Mitigation of Ship Motion Using Passive and Active Anti-Roll Tanks

Abstract

Because excessive roll motions of ships in rough seas badly affect their performance, there is a continuous interest in efficient ways to mitigate these undesirable motions. There are different devices to mitigate the roll of ships with different levels of performance and operating limits. Anti-roll tanks are more effective than other roll stabilization devices when the ship is not underway or moves slowly. Here, we investigate the application of passive and active anti-roll tank systems. The tank system consists of three tanks: each one consists of two columns connected at the bottom via a horizontal pipe equipped with a pump. The tanks are arranged along the length of the ship, symmetrically located about its center of gravity. The motion of the liquid in the tank is 1-D, but it exerts loads on all degrees of freedom of the ship.
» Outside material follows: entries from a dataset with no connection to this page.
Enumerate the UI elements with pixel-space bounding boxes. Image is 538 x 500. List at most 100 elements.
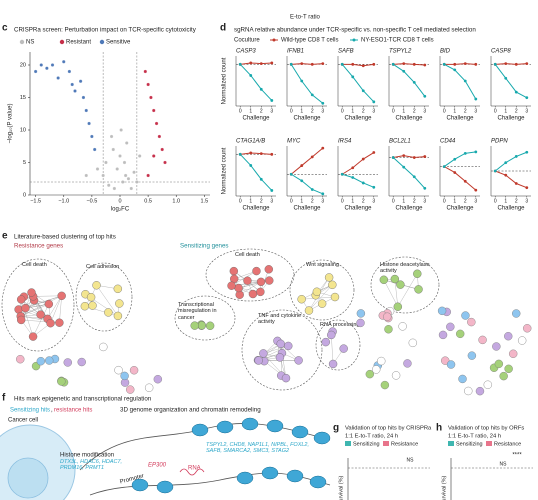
point [412,62,416,66]
network-node [115,299,124,308]
legend-label: NY-ESO1-TCR CD8 T cells [361,38,434,44]
series-line [392,157,426,189]
legend-marker [352,38,356,42]
network-node [446,322,455,332]
point [33,69,38,74]
legend-swatch [486,441,492,446]
point [111,147,115,152]
network-node [441,356,450,365]
x-tick-label: −1.5 [30,198,41,204]
cluster-label-box: Cell death [22,262,47,268]
cluster-label-box: Cell adhesion [86,264,119,270]
panel-letter: e [2,231,8,242]
x-tick-label: 1 [300,108,303,114]
annotation: **** [512,453,522,459]
nucleosome [216,420,234,434]
cluster-label: TNF and cytokine activity [258,313,302,326]
network-node [36,310,45,319]
network-node [321,337,330,347]
cluster-label: Cell death [22,262,47,268]
x-tick-label: 1 [453,108,456,114]
point [372,100,376,104]
network-node [384,325,393,334]
legend-label: Sensitizing hits [10,408,50,414]
network-node [312,287,322,296]
network-node [16,315,26,325]
series-line [240,152,272,155]
network-node [254,356,263,365]
network-edge [308,284,333,311]
point [474,188,478,192]
panel-title: Hits mark epigenetic and transcriptional… [14,396,152,403]
panel-title: CRISPRa screen: Perturbation impact on T… [14,27,197,34]
nucleosome [131,478,149,492]
x-tick-label: 1 [351,198,354,204]
network-node [499,371,508,381]
point [321,146,325,150]
series-line [239,153,273,191]
point [391,62,395,66]
legend-label: Sensitizing [353,441,380,447]
x-tick-label: 0 [341,198,344,204]
x-tick-label: 3 [474,198,477,204]
network-node [461,311,470,320]
point [514,90,518,94]
nucleosome [156,480,174,494]
network-node [403,359,412,368]
annotation: NS [407,457,415,463]
x-tick-label: 3 [525,108,528,114]
point [310,93,314,97]
network-node [383,312,392,321]
panel-title: Literature-based clustering of top hits [14,234,116,241]
network-node [126,385,135,394]
x-tick-label: 2 [464,198,467,204]
cluster-outline [370,256,440,314]
x-tick-label: 0 [239,198,242,204]
network-node [113,284,123,294]
x-axis-label: Challenge [242,116,270,122]
cluster-label-box: RNA processing [320,322,359,328]
legend-title: Coculture [234,38,260,44]
point [391,156,395,159]
y-axis-label: Normalized count [222,57,228,104]
x-tick-label: 1 [300,198,303,204]
x-tick-label: 1 [453,198,456,204]
x-tick-label: 1 [351,108,354,114]
point [107,183,111,187]
point [238,152,242,156]
legend-label: Resistance [494,441,521,447]
plot-title: SAFB [338,49,354,55]
x-axis-label: Challenge [293,206,321,212]
y-axis-label: survival (%) [338,475,344,500]
x-axis-label: Challenge [446,116,474,122]
cluster-label: Histone deacetylase activity [380,262,430,275]
x-tick-label: 2 [515,198,518,204]
network-node [284,341,293,351]
network-node [328,359,338,369]
x-axis-label: Challenge [395,206,423,212]
gene-list: DTX3L, HDAC6, HDAC7, PRDM16, PRMT1 [60,459,123,472]
network-node [324,273,334,282]
point [249,151,253,155]
legend-marker [19,39,25,45]
network-node [88,301,97,310]
point [122,160,127,165]
point [78,79,83,83]
point [157,134,162,139]
network-node [243,276,252,285]
cluster-outline [174,295,236,341]
point [361,64,365,68]
network-node [379,275,389,284]
network-node [492,342,501,351]
x-tick-label: 0 [494,198,497,204]
network-node [297,295,306,304]
point [270,152,274,156]
nucleosome [241,417,259,431]
network-node [234,283,243,293]
point [118,154,122,158]
series-line [342,173,374,188]
x-axis-label: Challenge [497,206,525,212]
x-tick-label: 0 [443,108,446,114]
point [402,165,406,169]
network-node [339,344,348,353]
The equation governing the tank-liquid motion is coupled with the equations governing the 6-DOF motion of the ship in waves; the coupled system is solved simultaneously in time. First, we derive expressions for the forces and moments exerted on the ship by the tanks. Then, we study the roll response at different sea heading angles in rough sea conditions in the absence of the tanks to identify the critical heading angles where the roll is large. We demonstrate the nonlinear behavior of roll through frequency-response curves for different beam wave amplitudes. These curves exhibit typical nonlinear phenomena (jumps and hysteresis) for high wave amplitudes. Spectral analysis shows a two-to-one frequency relationship between the roll and pitch in rough head and follower seas, which are the most critical sea headings. For passive and active tanks, we study the effect of the frequency of the tank system on its effectiveness. We consider active anti-roll tanks in which the pump power is controlled via a proportional-derivative (PD) control law using the roll angle and its rate. We compare the performances of passive and active tanks in rough sea for the critical heading angles. We found that active anti-roll tanks outperform passive ones in terms of roll reduction and size and weight, but they require power consumption. To achieve a specified roll reduction, the weight of a passive tank might be as large as five times that of an active tank. We also found that the performance of passive tanks depends strongly on their frequencies, in contrast with active tanks, which are insensitive to their frequencies.